All of lore.kernel.org
 help / color / mirror / Atom feed
From: "Derrick Stolee via GitGitGadget" <gitgitgadget@gmail.com>
To: git@vger.kernel.org
Cc: christian.couder@gmail.com, gitster@pobox.com,
	johannes.schindelin@gmx.de, johncai86@gmail.com,
	karthik.188@gmail.com, kristofferhaugsbakk@fastmail.com,
	me@ttaylorr.com, newren@gmail.com, peff@peff.net, ps@pks.im,
	Taylor Blau <me@ttaylorr.com>, Derrick Stolee <stolee@gmail.com>,
	Derrick Stolee <stolee@gmail.com>
Subject: [PATCH v4 04/13] path-walk: always emit directly-requested objects
Date: Wed, 13 May 2026 21:18:46 +0000	[thread overview]
Message-ID: <e77c8a6bbc22da3428751f81ff5ee79aa5364237.1778707135.git.gitgitgadget@gmail.com> (raw)
In-Reply-To: <pull.2101.v4.git.1778707135.gitgitgadget@gmail.com>

From: Derrick Stolee <stolee@gmail.com>

We are preparing to integrate the path-walk API with some --filter options
in 'git pack-objects', but there is a subtle issue that is revealed when
those are put together and the test suite is run with
GIT_TEST_PACK_PATH_WALK=1.

When a filter reduces the set of requested objects, this results in
filtering out directly-requested objects, such as in the download of needed
blobs in a blobless partial clone.

The root cause is that the scan of pending objects in the path-walk API
respects the filters set in the path_walk_info instead of overriding them
for pending objects.

We can tell that a path is part of the directly-referenced objects if its
path name starts with '/' (other paths, including root trees never have this
starting character).
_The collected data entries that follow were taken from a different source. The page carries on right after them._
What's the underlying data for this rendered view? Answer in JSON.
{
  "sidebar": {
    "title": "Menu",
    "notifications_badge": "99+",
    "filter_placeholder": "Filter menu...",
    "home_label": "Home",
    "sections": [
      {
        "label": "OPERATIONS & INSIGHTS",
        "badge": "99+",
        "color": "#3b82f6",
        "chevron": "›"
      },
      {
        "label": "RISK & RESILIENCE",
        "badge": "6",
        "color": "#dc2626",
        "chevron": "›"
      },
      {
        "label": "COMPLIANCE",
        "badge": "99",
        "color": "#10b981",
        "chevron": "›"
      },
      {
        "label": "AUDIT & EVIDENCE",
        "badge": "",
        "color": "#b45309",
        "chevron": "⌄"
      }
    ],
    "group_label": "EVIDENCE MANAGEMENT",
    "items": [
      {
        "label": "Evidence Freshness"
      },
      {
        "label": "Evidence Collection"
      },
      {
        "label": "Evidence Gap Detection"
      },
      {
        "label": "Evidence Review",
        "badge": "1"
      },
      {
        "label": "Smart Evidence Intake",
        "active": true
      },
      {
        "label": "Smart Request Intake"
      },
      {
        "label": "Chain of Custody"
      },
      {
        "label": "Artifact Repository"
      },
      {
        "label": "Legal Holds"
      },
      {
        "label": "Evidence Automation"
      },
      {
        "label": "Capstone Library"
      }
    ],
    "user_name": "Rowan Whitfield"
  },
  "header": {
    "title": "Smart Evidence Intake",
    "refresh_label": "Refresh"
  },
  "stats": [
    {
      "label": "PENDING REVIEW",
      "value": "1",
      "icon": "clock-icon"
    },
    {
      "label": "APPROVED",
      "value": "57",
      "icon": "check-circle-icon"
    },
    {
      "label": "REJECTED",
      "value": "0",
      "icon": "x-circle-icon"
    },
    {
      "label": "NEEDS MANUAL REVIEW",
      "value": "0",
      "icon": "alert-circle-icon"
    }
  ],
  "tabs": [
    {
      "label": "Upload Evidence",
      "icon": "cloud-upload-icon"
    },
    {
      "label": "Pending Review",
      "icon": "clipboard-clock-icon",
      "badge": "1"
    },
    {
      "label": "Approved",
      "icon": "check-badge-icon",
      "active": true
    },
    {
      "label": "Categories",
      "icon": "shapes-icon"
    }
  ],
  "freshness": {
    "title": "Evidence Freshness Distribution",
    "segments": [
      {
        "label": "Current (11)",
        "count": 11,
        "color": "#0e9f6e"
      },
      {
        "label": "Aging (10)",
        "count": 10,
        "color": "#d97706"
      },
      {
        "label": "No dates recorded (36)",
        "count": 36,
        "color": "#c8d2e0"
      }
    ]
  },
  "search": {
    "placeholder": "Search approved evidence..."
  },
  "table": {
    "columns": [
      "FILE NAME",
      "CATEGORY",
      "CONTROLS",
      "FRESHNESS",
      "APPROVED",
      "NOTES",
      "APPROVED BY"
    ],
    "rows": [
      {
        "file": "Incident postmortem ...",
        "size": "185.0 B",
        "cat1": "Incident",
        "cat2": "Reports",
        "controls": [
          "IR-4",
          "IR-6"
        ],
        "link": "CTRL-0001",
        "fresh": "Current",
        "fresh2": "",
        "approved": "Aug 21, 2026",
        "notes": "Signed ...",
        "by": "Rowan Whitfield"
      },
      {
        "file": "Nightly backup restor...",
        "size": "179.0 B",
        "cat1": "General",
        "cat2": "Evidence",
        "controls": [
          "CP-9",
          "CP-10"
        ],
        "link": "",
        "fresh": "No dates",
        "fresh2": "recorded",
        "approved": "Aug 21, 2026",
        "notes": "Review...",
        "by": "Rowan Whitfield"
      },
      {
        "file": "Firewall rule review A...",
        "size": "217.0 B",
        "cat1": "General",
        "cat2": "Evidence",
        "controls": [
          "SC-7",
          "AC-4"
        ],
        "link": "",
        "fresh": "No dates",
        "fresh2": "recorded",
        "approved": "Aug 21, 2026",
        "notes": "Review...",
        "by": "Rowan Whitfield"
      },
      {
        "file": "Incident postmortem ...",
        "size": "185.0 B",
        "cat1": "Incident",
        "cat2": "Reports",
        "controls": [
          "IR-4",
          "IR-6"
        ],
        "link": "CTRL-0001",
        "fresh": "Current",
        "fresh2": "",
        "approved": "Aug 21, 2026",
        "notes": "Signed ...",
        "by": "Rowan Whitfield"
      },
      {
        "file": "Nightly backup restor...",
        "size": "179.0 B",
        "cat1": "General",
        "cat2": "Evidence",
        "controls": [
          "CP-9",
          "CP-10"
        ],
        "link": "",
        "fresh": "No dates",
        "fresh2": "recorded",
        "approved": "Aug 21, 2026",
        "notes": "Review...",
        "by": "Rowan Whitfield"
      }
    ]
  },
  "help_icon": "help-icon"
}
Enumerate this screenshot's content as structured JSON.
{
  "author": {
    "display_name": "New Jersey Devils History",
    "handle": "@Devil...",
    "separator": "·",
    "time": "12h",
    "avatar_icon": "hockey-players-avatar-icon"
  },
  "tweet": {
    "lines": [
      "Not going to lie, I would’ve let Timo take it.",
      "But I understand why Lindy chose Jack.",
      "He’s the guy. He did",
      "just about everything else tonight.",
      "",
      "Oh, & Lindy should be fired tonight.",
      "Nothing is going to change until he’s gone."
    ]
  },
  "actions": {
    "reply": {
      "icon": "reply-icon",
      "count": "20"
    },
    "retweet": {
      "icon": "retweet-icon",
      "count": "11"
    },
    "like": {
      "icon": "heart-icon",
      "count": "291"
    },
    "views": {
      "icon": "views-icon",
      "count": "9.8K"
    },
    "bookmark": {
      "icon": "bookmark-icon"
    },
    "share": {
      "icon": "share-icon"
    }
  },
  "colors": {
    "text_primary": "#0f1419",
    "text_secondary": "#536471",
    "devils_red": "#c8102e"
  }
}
Create a path_is_for_direct_objects() to make this
meaning clear, especially as we add more references in the future as we
integrate the path-walk API with partial clone filter options.

Signed-off-by: Derrick Stolee <stolee@gmail.com>
---
 Documentation/technical/api-path-walk.adoc |  7 ++++
 path-walk.c                                | 42 ++++++++++++++--------
 path-walk.h                                |  5 +++
 3 files changed, 39 insertions(+), 15 deletions(-)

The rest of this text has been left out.